Makers of first ALS drug in 22 years announce availability
JERSEY CITY, N.J. — The first drug for ALS approved in 22 years is now available. Mitsubishi Tanabe Pharma America this week announced the introduction of its Radicava (edaravone), an intravenous treatment for ALS that the Food and Drug Administration approved on May 5.
“After 13 years of clinical research and investment, we have reached a seminal moment, which may shift the treatment paradigm for this terrible disease," Mitsubishi Tanabe Pharma America chief commercial officer Tom Larson said. “As of today, all across the country, conversations between ALS specialists and patients may be substantially different. We are all extremely proud and excited to be a part of bringing Radicava and new hope to patients in the U.S.”
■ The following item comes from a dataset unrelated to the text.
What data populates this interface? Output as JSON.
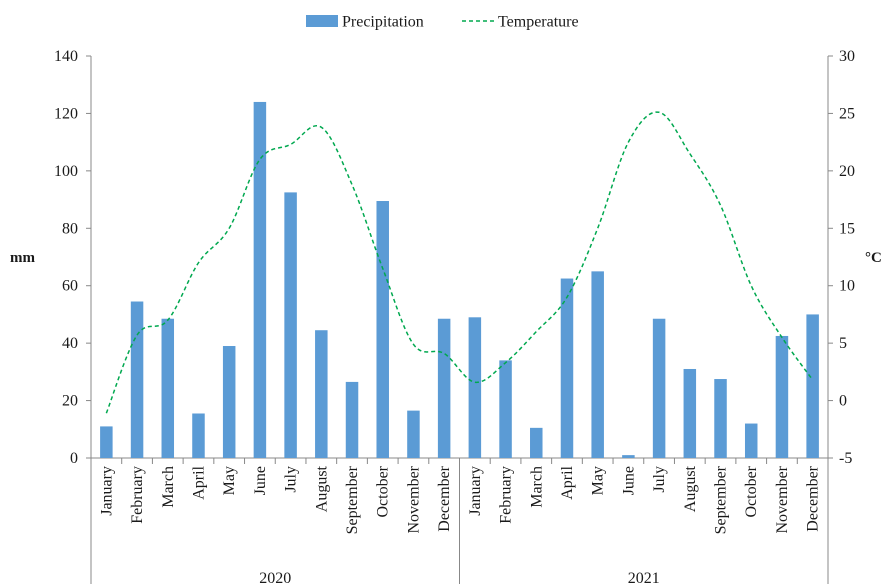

In clinical trials, 33% of patients treated with Radicava showed a lower rate of decline in the loss of physical function, compared with those on a placebo. Currently, between 5,000 and 6,000 patients are diagnosed with ALS every year.
"This new treatment may give hope to every person suffering from ALS, and we pray the positive result from this trial will set the tone for more therapies going forward. We all remain committed," said Dr. Jonathan Katz, ALS Clinic Director of the Forbes Norris MDA/ALS Research and Treatment at California Pacific Medical Center.